Users had no idea what came after clicking Continue. No progress indicators, no preview of next steps, no sense of how much more was coming. In a funnel where every screen asks for something, that uncertainty is expensive.
Plans, courses and copy were the same for every visitor, regardless of profession or state. For a product whose superpower is knowing your license, that's a missed opportunity to show relevance from the first screen.
Testimonials lacked full names, roles or photos. Disclosure copy was long and blended with marketing text. The product had every reason to feel credible, but the page wasn't doing the credibility work.
From dozens of findings, four recommendations stood out as the highest-impact changes. Each one is actionable on its own, and together they form a clear north star for the next iteration of cebroker.com.
Tailor plans, CTAs and course listings to the user's state and profession from the first click. "Based on your Florida RN license, here's your recommended plan" beats a generic grid every time. Add smart cues like "Most nurses in Florida choose Pro+" to anchor decisions in social proof.

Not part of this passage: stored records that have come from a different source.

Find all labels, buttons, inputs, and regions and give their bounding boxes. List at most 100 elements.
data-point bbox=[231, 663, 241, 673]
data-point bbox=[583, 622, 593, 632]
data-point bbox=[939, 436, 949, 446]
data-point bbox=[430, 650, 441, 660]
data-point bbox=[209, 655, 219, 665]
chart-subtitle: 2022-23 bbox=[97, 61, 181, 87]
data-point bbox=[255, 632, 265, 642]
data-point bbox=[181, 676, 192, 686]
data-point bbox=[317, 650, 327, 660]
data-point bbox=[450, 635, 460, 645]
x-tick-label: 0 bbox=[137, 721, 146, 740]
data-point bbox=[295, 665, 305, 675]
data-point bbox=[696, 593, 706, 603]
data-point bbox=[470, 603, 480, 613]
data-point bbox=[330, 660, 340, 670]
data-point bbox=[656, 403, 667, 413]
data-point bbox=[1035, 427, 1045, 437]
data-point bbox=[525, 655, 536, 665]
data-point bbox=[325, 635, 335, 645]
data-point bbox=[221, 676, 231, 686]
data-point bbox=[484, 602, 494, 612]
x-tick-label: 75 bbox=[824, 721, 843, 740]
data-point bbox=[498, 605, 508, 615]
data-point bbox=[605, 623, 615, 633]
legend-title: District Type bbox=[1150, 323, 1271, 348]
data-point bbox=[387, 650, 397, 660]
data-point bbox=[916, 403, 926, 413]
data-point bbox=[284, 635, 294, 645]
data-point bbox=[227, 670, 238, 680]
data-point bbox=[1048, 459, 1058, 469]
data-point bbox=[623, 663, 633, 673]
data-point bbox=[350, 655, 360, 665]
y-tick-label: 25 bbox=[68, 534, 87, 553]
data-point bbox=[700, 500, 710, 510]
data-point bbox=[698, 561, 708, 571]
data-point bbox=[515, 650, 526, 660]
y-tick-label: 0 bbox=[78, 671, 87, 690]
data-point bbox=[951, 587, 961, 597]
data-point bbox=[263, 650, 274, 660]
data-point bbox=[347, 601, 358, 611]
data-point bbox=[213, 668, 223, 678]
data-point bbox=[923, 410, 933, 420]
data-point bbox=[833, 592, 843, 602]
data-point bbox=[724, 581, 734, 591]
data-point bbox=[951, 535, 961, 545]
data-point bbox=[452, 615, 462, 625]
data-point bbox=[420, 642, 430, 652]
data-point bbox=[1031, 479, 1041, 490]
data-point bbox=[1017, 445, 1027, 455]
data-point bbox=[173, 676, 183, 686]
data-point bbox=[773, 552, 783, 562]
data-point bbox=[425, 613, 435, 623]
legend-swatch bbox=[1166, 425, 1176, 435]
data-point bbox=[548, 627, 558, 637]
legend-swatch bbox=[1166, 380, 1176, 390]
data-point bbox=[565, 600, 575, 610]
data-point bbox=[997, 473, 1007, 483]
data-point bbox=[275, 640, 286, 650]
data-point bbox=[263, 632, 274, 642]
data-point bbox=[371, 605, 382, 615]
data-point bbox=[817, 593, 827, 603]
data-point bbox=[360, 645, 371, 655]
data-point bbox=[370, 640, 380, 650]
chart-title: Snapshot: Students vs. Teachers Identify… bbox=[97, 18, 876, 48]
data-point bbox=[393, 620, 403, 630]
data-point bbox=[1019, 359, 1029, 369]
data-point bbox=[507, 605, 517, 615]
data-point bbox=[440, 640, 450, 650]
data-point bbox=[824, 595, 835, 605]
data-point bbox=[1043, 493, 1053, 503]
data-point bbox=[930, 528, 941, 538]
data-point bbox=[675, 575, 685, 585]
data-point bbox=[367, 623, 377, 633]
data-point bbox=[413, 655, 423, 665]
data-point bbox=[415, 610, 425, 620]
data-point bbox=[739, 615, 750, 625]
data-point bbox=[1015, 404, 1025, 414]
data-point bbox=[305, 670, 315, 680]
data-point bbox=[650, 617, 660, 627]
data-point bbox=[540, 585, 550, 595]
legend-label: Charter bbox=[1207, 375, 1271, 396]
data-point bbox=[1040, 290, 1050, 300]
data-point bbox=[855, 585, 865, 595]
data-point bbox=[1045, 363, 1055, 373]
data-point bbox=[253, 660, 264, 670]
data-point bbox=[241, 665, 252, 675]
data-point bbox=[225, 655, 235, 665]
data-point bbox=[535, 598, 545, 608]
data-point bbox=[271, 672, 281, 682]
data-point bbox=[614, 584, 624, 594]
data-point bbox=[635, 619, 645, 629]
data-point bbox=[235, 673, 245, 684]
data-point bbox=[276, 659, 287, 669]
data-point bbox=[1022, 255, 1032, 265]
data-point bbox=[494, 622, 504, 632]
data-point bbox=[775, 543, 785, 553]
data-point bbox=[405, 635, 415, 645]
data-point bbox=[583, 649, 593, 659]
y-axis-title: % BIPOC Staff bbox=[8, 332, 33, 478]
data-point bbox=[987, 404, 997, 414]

Introduce a progress indicator (Step 2 of 4 · Choose your plan) so users always know where they are. Replace generic section titles with user-centric, benefit-driven copy. Add tooltips and contextual guidance at the moments users are most likely to hesitate.
Testimonials with real names, roles, states and photos (Sarah Lopez, RN, Florida). Benefit-driven quotes like "Since using CE Broker I cut my compliance tracking time in half." Move proof closer to the decision moment instead of burying it below the fold.
Static feature blocks are wasted space when users have questions. Use collapsible or tabbed views in pricing, show contextual benefits before the plan picker, and make plan comparison effortless. Help users self-qualify into the right tier instead of guessing.
Two interactive decks delivered to the Propelus Marketing team, one per phase. Each one walks through every page reviewed with the same lens: what's working, what to improve, and what to do about it. Click into the prototypes below to navigate them.
Two phases, the full funnel, every page reviewed. A few things this project made clearer.
A UX audit isn't a list of issues. It's a prioritized set of bets on where friction is costing the most. Framing every finding as a decision — not a complaint — is what makes an audit actually usable by a product team.
Reviewing pages in isolation misses the real problem. Terminology drifts, CTAs start competing, and trust erodes gradually across screens. The most valuable findings in this audit came from stepping back and reading the funnel as a single piece of writing.
Both audit phases were signed off by the Propelus product and marketing teams. The recommendations became the working roadmap for cebroker.com's next iteration, and the team is actively applying the changes across the funnel.